The Twisted History of Your Favorite Board Game

An interview with Mary Pilon about her new book, ‘The Monopolists,’ which uncovers the real story about how Monopoly became the game it is today.

You came across this story while reporting a Wall Street Journal article in 2009. Can you tell me how that all came about?

Sure. I was a reporter on the Money & Investing team, and as you probably remember, in 2009, there was just one depressing story after another. We all, kind of by default, ended up doing a lot of unemployment coverage.
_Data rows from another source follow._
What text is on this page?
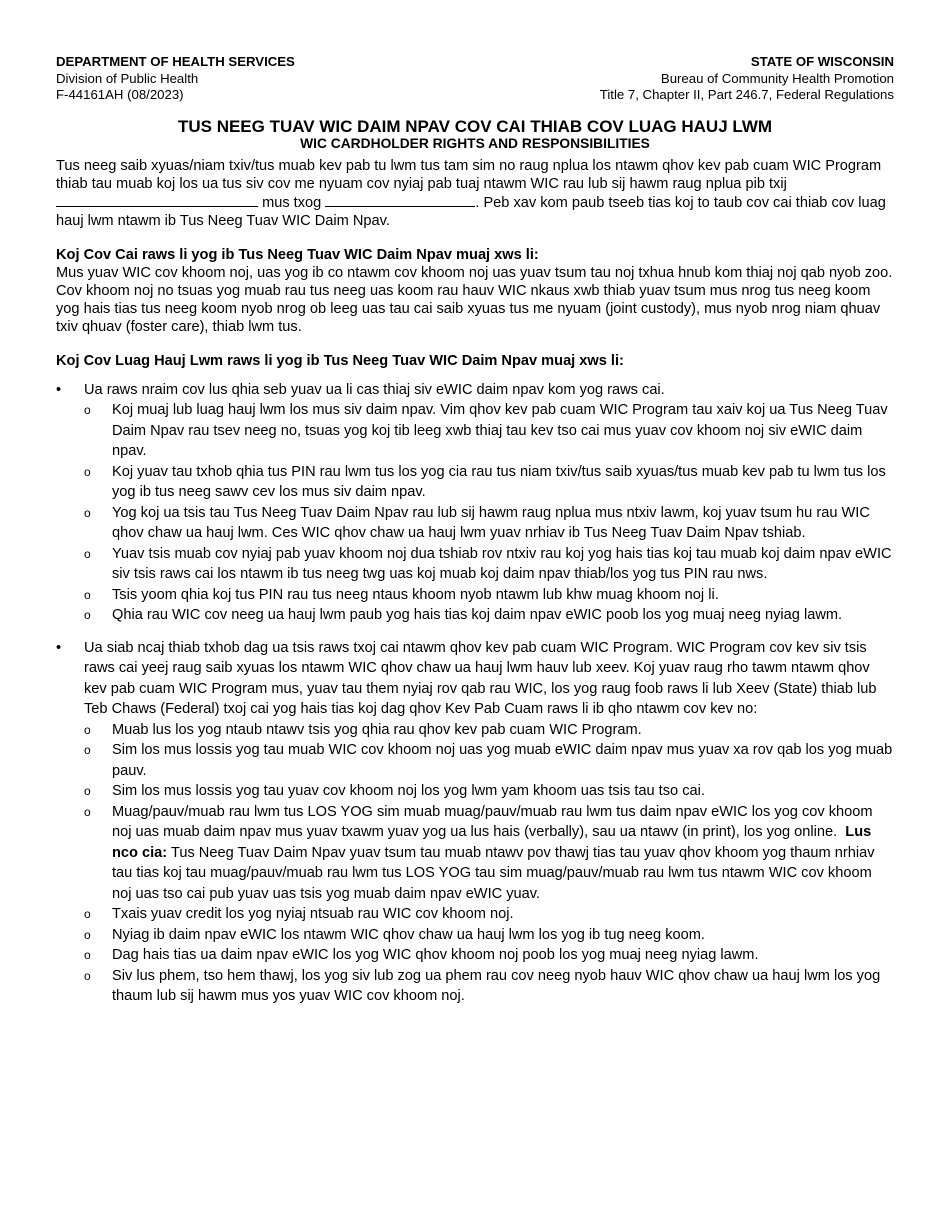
DEPARTMENT OF HEALTH SERVICES
Division of Public Health
F-44161AH (08/2023)
STATE OF WISCONSIN
Bureau of Community Health Promotion
Title 7, Chapter II, Part 246.7, Federal Regulations
TUS NEEG TUAV WIC DAIM NPAV COV CAI THIAB COV LUAG HAUJ LWM
WIC CARDHOLDER RIGHTS AND RESPONSIBILITIES

Tus neeg saib xyuas/niam txiv/tus muab kev pab tu lwm tus tam sim no raug nplua los ntawm qhov kev pab cuam WIC Program thiab tau muab koj los ua tus siv cov me nyuam cov nyiaj pab tuaj ntawm WIC rau lub sij hawm raug nplua pib txij  mus txog	. Peb xav kom paub tseeb tias koj to taub cov cai thiab cov luag hauj lwm ntawm ib Tus Neeg Tuav WIC Daim Npav.

Koj Cov Cai raws li yog ib Tus Neeg Tuav WIC Daim Npav muaj xws li:

Mus yuav WIC cov khoom noj, uas yog ib co ntawm cov khoom noj uas yuav tsum tau noj txhua hnub kom thiaj noj qab nyob zoo. Cov khoom noj no tsuas yog muab rau tus neeg uas koom rau hauv WIC nkaus xwb thiab yuav tsum mus nrog tus neeg koom yog hais tias tus neeg koom nyob nrog ob leeg uas tau cai saib xyuas tus me nyuam (joint custody), mus nyob nrog niam qhuav txiv qhuav (foster care), thiab lwm tus.

Koj Cov Luag Hauj Lwm raws li yog ib Tus Neeg Tuav WIC Daim Npav muaj xws li:
• Ua raws nraim cov lus qhia seb yuav ua li cas thiaj siv eWIC daim npav kom yog raws cai.
o Koj muaj lub luag hauj lwm los mus siv daim npav. Vim qhov kev pab cuam WIC Program tau xaiv koj ua Tus Neeg Tuav Daim Npav rau tsev neeg no, tsuas yog koj tib leeg xwb thiaj tau kev tso cai mus yuav cov khoom noj siv eWIC daim npav.
o Koj yuav tau txhob qhia tus PIN rau lwm tus los yog cia rau tus niam txiv/tus saib xyuas/tus muab kev pab tu lwm tus los yog ib tus neeg sawv cev los mus siv daim npav.
o Yog koj ua tsis tau Tus Neeg Tuav Daim Npav rau lub sij hawm raug nplua mus ntxiv lawm, koj yuav tsum hu rau WIC qhov chaw ua hauj lwm. Ces WIC qhov chaw ua hauj lwm yuav nrhiav ib Tus Neeg Tuav Daim Npav tshiab.
o Yuav tsis muab cov nyiaj pab yuav khoom noj dua tshiab rov ntxiv rau koj yog hais tias koj tau muab koj daim npav eWIC siv tsis raws cai los ntawm ib tus neeg twg uas koj muab koj daim npav thiab/los yog tus PIN rau nws.
o Tsis yoom qhia koj tus PIN rau tus neeg ntaus khoom nyob ntawm lub khw muag khoom noj li.
o Qhia rau WIC cov neeg ua hauj lwm paub yog hais tias koj daim npav eWIC poob los yog muaj neeg nyiag lawm.
• Ua siab ncaj thiab txhob dag ua tsis raws txoj cai ntawm qhov kev pab cuam WIC Program. WIC Program cov kev siv tsis raws cai yeej raug saib xyuas los ntawm WIC qhov chaw ua hauj lwm hauv lub xeev. Koj yuav raug rho tawm ntawm qhov kev pab cuam WIC Program mus, yuav tau them nyiaj rov qab rau WIC, los yog raug foob raws li lub Xeev (State) thiab lub Teb Chaws (Federal) txoj cai yog hais tias koj dag qhov Kev Pab Cuam raws li ib qho ntawm cov kev no:
o Muab lus los yog ntaub ntawv tsis yog qhia rau qhov kev pab cuam WIC Program.
o Sim los mus lossis yog tau muab WIC cov khoom noj uas yog muab eWIC daim npav mus yuav xa rov qab los yog muab pauv.
o Sim los mus lossis yog tau yuav cov khoom noj los yog lwm yam khoom uas tsis tau tso cai.
o Muag/pauv/muab rau lwm tus LOS YOG sim muab muag/pauv/muab rau lwm tus daim npav eWIC los yog cov khoom noj uas muab daim npav mus yuav txawm yuav yog ua lus hais (verbally), sau ua ntawv (in print), los yog online. Lus nco cia: Tus Neeg Tuav Daim Npav yuav tsum tau muab ntawv pov thawj tias tau yuav qhov khoom yog thaum nrhiav tau tias koj tau muag/pauv/muab rau lwm tus LOS YOG tau sim muag/pauv/muab rau lwm tus ntawm WIC cov khoom noj uas tso cai pub yuav uas tsis yog muab daim npav eWIC yuav.
o Txais yuav credit los yog nyiaj ntsuab rau WIC cov khoom noj.
o Nyiag ib daim npav eWIC los ntawm WIC qhov chaw ua hauj lwm los yog ib tug neeg koom.
o Dag hais tias ua daim npav eWIC los yog WIC qhov khoom noj poob los yog muaj neeg nyiag lawm.
o Siv lus phem, tso hem thawj, los yog siv lub zog ua phem rau cov neeg nyob hauv WIC qhov chaw ua hauj lwm los yog thaum lub sij hawm mus yos yuav WIC cov khoom noj.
In the story I was working on, I was going to include a throwaway line about Monopoly being invented during the Great Depression. I always have loved games and puzzles, I grew up playing games with my family, and my brother and I were big video game players. And I thought, oh, this will be easy, and there is so much irony because Monopoly is all about money and real estate. But I kept looking around, and the story just wasn’t adding up—it wasn’t making any sense. I was totally frustrated and I felt like an idiot. I was like, “Gosh, here we are writing about derivatives and I can’t get a board game anecdote right? What’s wrong with me?”

So I came across Ralph Anspach and his lawsuit against Monopoly, and figured he might know something. I contacted him on a whim and said, “Hey, I’m a reporter at the Journal and I’m trying to find out the truth about Monopoly.” He immediately got back to me and said, “Oh, I know all about the history of Monopoly!” And he started telling me all about it, and his lawsuit, and what it had unearthed and I thought, “This is crazy.”

So I wrote a story about Ralph Anspach’s lawsuit and Monopoly’s history. Usually, when you lock up a story, you’re kind of sick of it, right? You’re totally exhausted, and you know way more than you ever would have printed. But when the story closed, it was the first time I felt like I still had questions. And so I started reporting it from there on out.